Apache Cassandra 0.6 Documentation

Storage Configuration

This document corresponds to an earlier product version. Make sure you are using the version that corresponds to your version.

Latest Cassandra documentation | Earlier Cassandra documentation

The main configuration file for 0.6.x versions of Cassandra is storage-conf.xml, located in the conf directory of the distribution. This file itself has enough documentation to get most users started, but additional details are listed below. Keyspace options and column family attributes are broken out into a separate table for readability.

Option Default Value
ClusterName Test Cluster
AutoBootstrap false
HintedHandoffEnabled true
Authenticator org.apache.cassandra.auth.AllowAllAuthenticator
Partitioner org.apache.cassandra.dht.RandomPartitioner
InitialToken n/a
CommitLogDirectory /var/lib/cassandra/commitlog
DataFileDirectory /var/lib/cassandra/data
Seed 127.0.0.1
RpcTimeoutInMillis 10000
PhiConvictThreshold 8
CommitLogRotationThresholdInMB 128
ListenAddress localhost
StoragePort 7000
ThriftAddress localhost
ThriftPort 9160
ThriftFramedTransport false
DiskAccessMode auto
RowWarningThresholdInMB 512
SlicedBufferSizeInKB 64
FlushDataBufferSizeInMB 32
FlushIndexBufferSizeInMB 8
ColumnIndexSizeInKB 64
MemtableThroughputInMB 64
BinaryMemtableThroughputInMB 256
MemtableOperationsInMillions 0.3
MemtableFlushAfterMinutes 60
ConcurrentReads 8
ConcurrentWrites 32
CommitLogSync periodic
CommitLogSyncPeriodInMS 10000
CommitLogSyncBatchWindowInMS 1
GCGraceSeconds 864000

Keyspace Options

The following are options for configuring Keyspaces and are only valid within a Keyspace element.

Option Default Value
Name n/a (A user-defined value is required)
ReplicaPlacementStrategy org.apache.cassandra.locator.RackUnawareStrategy
ReplicationFactor 1
EndPointSnitch org.apache.cassandra.locator.EndPointSnitch

Column Family Options

The following options attributes of the ColumnFamily element, which itself is only valid within a Keyspace element.

Option Default Value
Name n/a (A user-defined value is required)
CompareWith BytesType
CompareSubcolumnsWith BytesType
ColumnType Standard
RowsCached n/a (disabled by default)
KeysCached 200000
Comment n/a

ClusterName

A human readable name for the cluster.

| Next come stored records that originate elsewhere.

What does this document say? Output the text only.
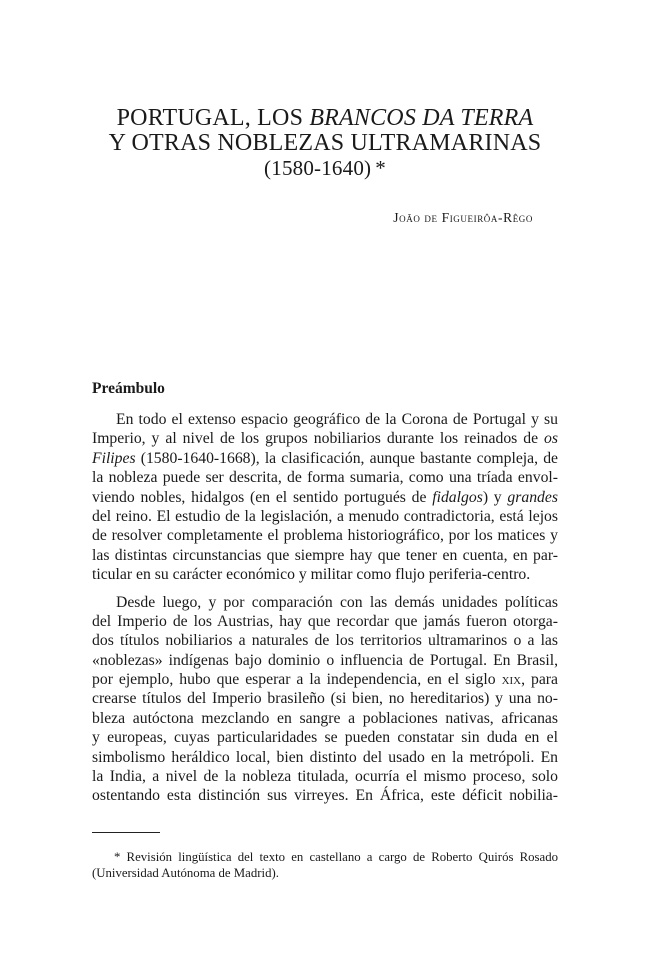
PORTUGAL, LOS BRANCOS DA TERRA
Y OTRAS NOBLEZAS ULTRAMARINAS
(1580-1640) *
João de Figueirôa-Rêgo
Preámbulo
En todo el extenso espacio geográfico de la Corona de Portugal y su
Imperio, y al nivel de los grupos nobiliarios durante los reinados de os
Filipes (1580-1640-1668), la clasificación, aunque bastante compleja, de
la nobleza puede ser descrita, de forma sumaria, como una tríada envol-
viendo nobles, hidalgos (en el sentido portugués de fidalgos) y grandes
del reino. El estudio de la legislación, a menudo contradictoria, está lejos
de resolver completamente el problema historiográfico, por los matices y
las distintas circunstancias que siempre hay que tener en cuenta, en par-
ticular en su carácter económico y militar como flujo periferia-centro.
Desde luego, y por comparación con las demás unidades políticas
del Imperio de los Austrias, hay que recordar que jamás fueron otorga-
dos títulos nobiliarios a naturales de los territorios ultramarinos o a las
«noblezas» indígenas bajo dominio o influencia de Portugal. En Brasil,
por ejemplo, hubo que esperar a la independencia, en el siglo xix, para
crearse títulos del Imperio brasileño (si bien, no hereditarios) y una no-
bleza autóctona mezclando en sangre a poblaciones nativas, africanas
y europeas, cuyas particularidades se pueden constatar sin duda en el
simbolismo heráldico local, bien distinto del usado en la metrópoli. En
la India, a nivel de la nobleza titulada, ocurría el mismo proceso, solo
ostentando esta distinción sus virreyes. En África, este déficit nobilia-
* Revisión lingüística del texto en castellano a cargo de Roberto Quirós Rosado
(Universidad Autónoma de Madrid).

This value is returned from the describe_cluster_name API call.

AutoBootstrap

Enable this option for new nodes which will join the cluster. Can be used in conjunction with InitialToken to specify which token range to take over. With no InitialToken, AutoBootstrap will acquire half the range of the most loaded node.

Note

There are several caveats with AutoBootstrap.

HintedHandoffEnabled

Set to false to disable HintedHandoff. Default is true.

Authenticator

The default value of org.apache.cassandra.auth.AllowAllAuthenticator effectively disables authentication. For simple authentication, users may choose to switch to org.apache.cassandra.auth.SimpleAuthenticator and provide access.properties and passwd.properties for configuration. Users can add custom IAuthenticator implementations by using the fully qualified class name (provided the resource is available on the class path).

Partitioner

Partitioners control how keys are distributed across the ring. At a high level, the default RandomPartitioner places data on the ring according to an MD5 hash of the key. Other partitioner types available are org.apache.cassandra.dht.OrderPreservingPartitioner and org.apache.cassandra.dht.CollatingOrderPreservingPartitioner. Users are free to implement their own IPartitioner for custom functionality.

See Tokens, Partitioners, and the Ring for more details on Tokens and Partitioners.

InitialToken

Determines the placement of a node’s token in the ring. This setting is only checked on the first start up of a node. With RandomPartitioner configured, it can be used to force equal token spacing around the ring. With OrderPreservingPartitioner, users can specify the node’s token range if the key distribution is known.

CommitLogDirectory

Specifies the directory which will hold the commit log data.

Note

This should be on a separate partition from the data directory. See DataFileDirectory for more details.

DataFileDirectory

One or more DataFileDirectory elements can be defined as children of DataFileDirectories. These directories specify the location of SSTable files.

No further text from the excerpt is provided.